61 Views
Society for East Asian Anthropology
Oral Presentation Session
Kristin Sangren
PhD Candidate
UC Berkeley
At the end of 2012, the Standing Committee of the 11th National People’s Congress
quietly amended the Law of the People’s Republic of China on the Protection of the Rights and
Interests of the Elderly to include Article 18, which included the controversial provision: “Family
members living apart from the elderly shall frequently visit or check-in on (kanwang/wenhou) the
elderly.” In the intervening years, hundreds of lawsuits have been filed by elderly Chinese
petitioning the court to order their children to visit them. This paper takes up the question of
using state law to enforce family intimacy through the legal judgment in the case of Liu v. the
Yans, a civil lawsuit filed by an elderly woman against her two estranged biological children in
Chengdu. Taking inspiration from Donna Haraway’s methodological image of ‘implosion’

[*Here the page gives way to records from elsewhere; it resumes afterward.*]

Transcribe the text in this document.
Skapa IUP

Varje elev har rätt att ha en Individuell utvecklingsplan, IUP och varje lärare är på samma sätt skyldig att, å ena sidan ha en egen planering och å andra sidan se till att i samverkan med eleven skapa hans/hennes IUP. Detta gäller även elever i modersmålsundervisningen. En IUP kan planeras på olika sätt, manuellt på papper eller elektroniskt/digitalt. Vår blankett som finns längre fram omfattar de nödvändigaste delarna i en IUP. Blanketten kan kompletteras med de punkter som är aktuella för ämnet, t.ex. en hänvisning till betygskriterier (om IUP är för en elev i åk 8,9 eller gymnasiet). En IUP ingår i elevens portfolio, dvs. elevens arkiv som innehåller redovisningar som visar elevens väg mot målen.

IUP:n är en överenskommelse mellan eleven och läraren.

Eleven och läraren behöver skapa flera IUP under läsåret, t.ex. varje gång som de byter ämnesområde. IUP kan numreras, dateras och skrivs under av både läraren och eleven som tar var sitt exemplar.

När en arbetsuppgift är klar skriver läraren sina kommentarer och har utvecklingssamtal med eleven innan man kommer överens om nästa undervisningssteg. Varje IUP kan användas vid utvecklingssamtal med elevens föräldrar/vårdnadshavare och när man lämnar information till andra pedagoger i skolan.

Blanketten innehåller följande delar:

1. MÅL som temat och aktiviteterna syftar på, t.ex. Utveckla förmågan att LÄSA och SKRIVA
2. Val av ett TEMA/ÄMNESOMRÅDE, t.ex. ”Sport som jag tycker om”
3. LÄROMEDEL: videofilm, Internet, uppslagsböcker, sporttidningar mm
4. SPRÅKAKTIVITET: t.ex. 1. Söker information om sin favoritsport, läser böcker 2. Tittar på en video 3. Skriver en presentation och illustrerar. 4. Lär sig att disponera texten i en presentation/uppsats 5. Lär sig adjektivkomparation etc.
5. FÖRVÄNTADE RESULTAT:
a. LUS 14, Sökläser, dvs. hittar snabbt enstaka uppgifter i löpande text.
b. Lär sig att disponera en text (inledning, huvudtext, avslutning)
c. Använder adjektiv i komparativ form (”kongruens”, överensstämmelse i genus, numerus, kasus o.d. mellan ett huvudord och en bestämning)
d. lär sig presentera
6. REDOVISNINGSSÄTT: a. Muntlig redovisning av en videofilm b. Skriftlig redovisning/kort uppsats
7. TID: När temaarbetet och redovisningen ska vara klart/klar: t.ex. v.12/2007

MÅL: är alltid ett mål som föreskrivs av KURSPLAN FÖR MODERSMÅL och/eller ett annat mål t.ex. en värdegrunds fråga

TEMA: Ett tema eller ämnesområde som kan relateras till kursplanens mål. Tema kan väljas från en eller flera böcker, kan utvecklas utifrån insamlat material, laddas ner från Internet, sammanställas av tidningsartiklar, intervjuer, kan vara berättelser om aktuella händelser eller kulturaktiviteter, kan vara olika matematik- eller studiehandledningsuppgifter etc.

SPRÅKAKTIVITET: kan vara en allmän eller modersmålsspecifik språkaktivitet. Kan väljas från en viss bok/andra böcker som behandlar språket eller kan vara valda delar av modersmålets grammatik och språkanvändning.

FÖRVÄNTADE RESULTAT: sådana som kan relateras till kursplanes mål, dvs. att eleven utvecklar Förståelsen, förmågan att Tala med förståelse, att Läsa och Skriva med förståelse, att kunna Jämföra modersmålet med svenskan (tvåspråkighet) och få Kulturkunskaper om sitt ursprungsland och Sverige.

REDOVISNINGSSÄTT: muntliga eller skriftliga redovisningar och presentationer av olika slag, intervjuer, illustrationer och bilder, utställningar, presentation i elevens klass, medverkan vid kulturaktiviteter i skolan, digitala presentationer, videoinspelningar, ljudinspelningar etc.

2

(Haraway 1997; Dumit 2014), the paper examines how this judgment collapses several strains
of considerable import in understanding law and modern China—that of the moral and ethical
force of the law for ordinary Chinese; of China’s different orientation towards ‘legitimate
intrusions’ of the law in intimate life; and of the promise of the ‘Chinese miracle’ and the
problematic excess it left behind (the rural and the elderly). The paper further interrogates
what is at stake in the breakdown of intergenerational intimacy in contemporary China—stakes
that have been conspicuously recognized by the state in its turn towards the rhetoric of ‘filial
piety’ and ‘traditional’ Chinese values.